Con la biblia en el bolsillo y la espada bien empuñada, todo hombre defendía lo
que ignoraba. Luchaban a ciegas con la supuesta bendición divina.
La
historia transcurrió (y se cambió) hasta nuestros días. Cada quien excusa sus
acciones porque el fin justifica los
medios. Pero, ¿qué justifica al fin?
La
gran demanda de habilidades y conocimientos en la actualidad carece de un
sentido humano. Por todos lados, nos bombardean con la universidad, cursos,
clases extracurriculares, certificados y ansiedad. Nadie se cuestiona si somos
felices, ya que cada individuo debe de rascarse con sus propias uñas. De ser
necesario, desgarrar al otro. Es el periodo de la computerización de la raza
humana.
La
vida ya no se rige por la moral, sino por la algoritmia cínica. Si no sirve un
proceso, se le salta. Si no hay forma de realizar algo, se debe de hacer a
cualquier costo; porque si no, el fracaso será tu aliado.
Por
eso es imposible pensar que la vida es sencilla. Representa las contradicciones
más fundamentales: la mentira honesta, la filantropía ambiciosa, la felicidad
comprada. Incluso, en Ciudad Victoria, la frescura calurosa.
Tengo
dudas y no respuestas. Soy el ser de mi todo y la nada de mi titiritero. Porto
una máscara para protegerme, como cualquier habitante mundano. Funjo como la
máquina manipuladora, el hijo bueno y el típico adolescente. Sigo unas modas,
mas a otras las ignoro. Me considero como palabras y tinta; agua corriente y
fuego. Viajo con equipaje; no tengo pertenencias. No soy de algún lugar.

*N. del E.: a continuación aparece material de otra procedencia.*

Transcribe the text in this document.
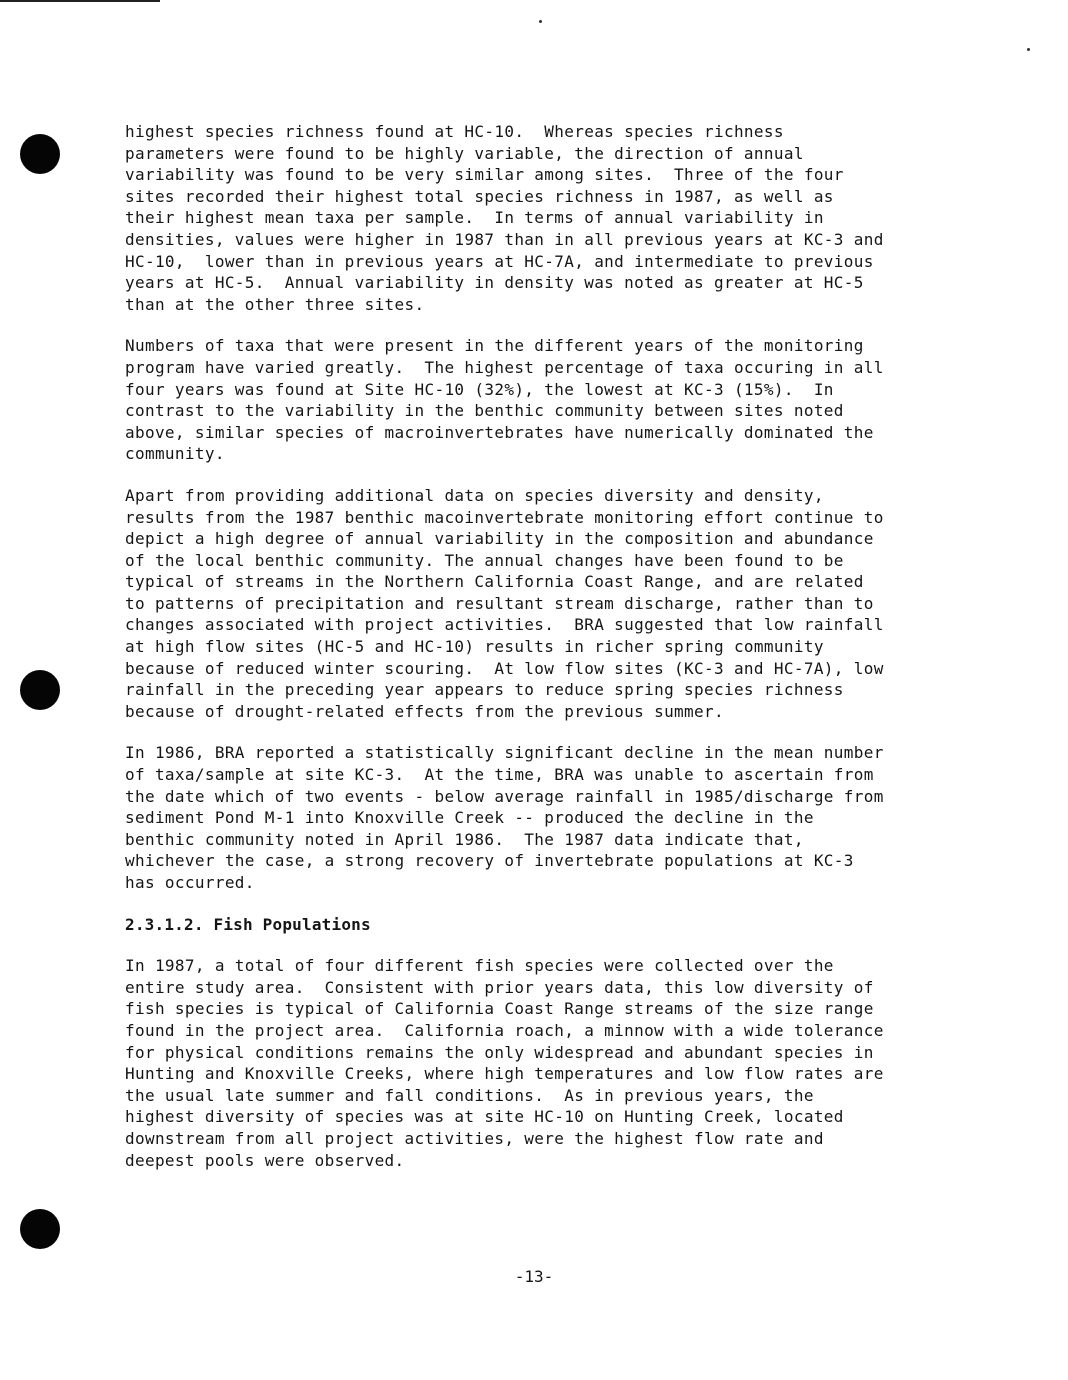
highest species richness found at HC-10.  Whereas species richness
parameters were found to be highly variable, the direction of annual
variability was found to be very similar among sites.  Three of the four
sites recorded their highest total species richness in 1987, as well as
their highest mean taxa per sample.  In terms of annual variability in
densities, values were higher in 1987 than in all previous years at KC-3 and
HC-10,  lower than in previous years at HC-7A, and intermediate to previous
years at HC-5.  Annual variability in density was noted as greater at HC-5
than at the other three sites.

Numbers of taxa that were present in the different years of the monitoring
program have varied greatly.  The highest percentage of taxa occuring in all
four years was found at Site HC-10 (32%), the lowest at KC-3 (15%).  In
contrast to the variability in the benthic community between sites noted
above, similar species of macroinvertebrates have numerically dominated the
community.

Apart from providing additional data on species diversity and density,
results from the 1987 benthic macoinvertebrate monitoring effort continue to
depict a high degree of annual variability in the composition and abundance
of the local benthic community. The annual changes have been found to be
typical of streams in the Northern California Coast Range, and are related
to patterns of precipitation and resultant stream discharge, rather than to
changes associated with project activities.  BRA suggested that low rainfall
at high flow sites (HC-5 and HC-10) results in richer spring community
because of reduced winter scouring.  At low flow sites (KC-3 and HC-7A), low
rainfall in the preceding year appears to reduce spring species richness
because of drought-related effects from the previous summer.

In 1986, BRA reported a statistically significant decline in the mean number
of taxa/sample at site KC-3.  At the time, BRA was unable to ascertain from
the date which of two events - below average rainfall in 1985/discharge from
sediment Pond M-1 into Knoxville Creek -- produced the decline in the
benthic community noted in April 1986.  The 1987 data indicate that,
whichever the case, a strong recovery of invertebrate populations at KC-3
has occurred.

2.3.1.2. Fish Populations

In 1987, a total of four different fish species were collected over the
entire study area.  Consistent with prior years data, this low diversity of
fish species is typical of California Coast Range streams of the size range
found in the project area.  California roach, a minnow with a wide tolerance
for physical conditions remains the only widespread and abundant species in
Hunting and Knoxville Creeks, where high temperatures and low flow rates are
the usual late summer and fall conditions.  As in previous years, the
highest diversity of species was at site HC-10 on Hunting Creek, located
downstream from all project activities, were the highest flow rate and
deepest pools were observed.

-13-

Nacimos en el Big Bang. Nos formamos en las supernovas de hace miles de
millones de años. Nos transportamos en un asteroide en búsqueda de oxígeno. O,
tal vez, personificamos la misericordia de un ser superior. No lo sé.
Después, nos apiñamos alrededor del fuego con
un augurio esperanzado. Creamos símbolos y dejamos legados. Volteamos a ver al
Sol y reinaba la Luna. El tiempo se inventó. Nos vestimos como los emperadores
del reloj; éramos pequeños infinitos. Mientras tanto, la ciencia esperaba
impaciente para revelar pecados; el telón cayó.
De
repente, se rompieron nuestros pilares. Caímos de bruces; el panorama se tornó
negro. Aunque, entre tanta obscuridad, tintineaba una iridiscencia. Nos captó un sutil aroma a libertad. Nos
dimos cuenta que actuábamos a la casualidad hecha causalidad. Lo simple, se tergiversó.
Las dualidades murieron para dar paso a lo humano: el pensar. Ya no hay grande
ni pequeño; no existen los hombres ni las mujeres; desapareció lo antiguo y lo nuevo.
Quisimos explicar lo inefable. Seguimos donde comenzamos, el todo sobre la
nada: perspectivas.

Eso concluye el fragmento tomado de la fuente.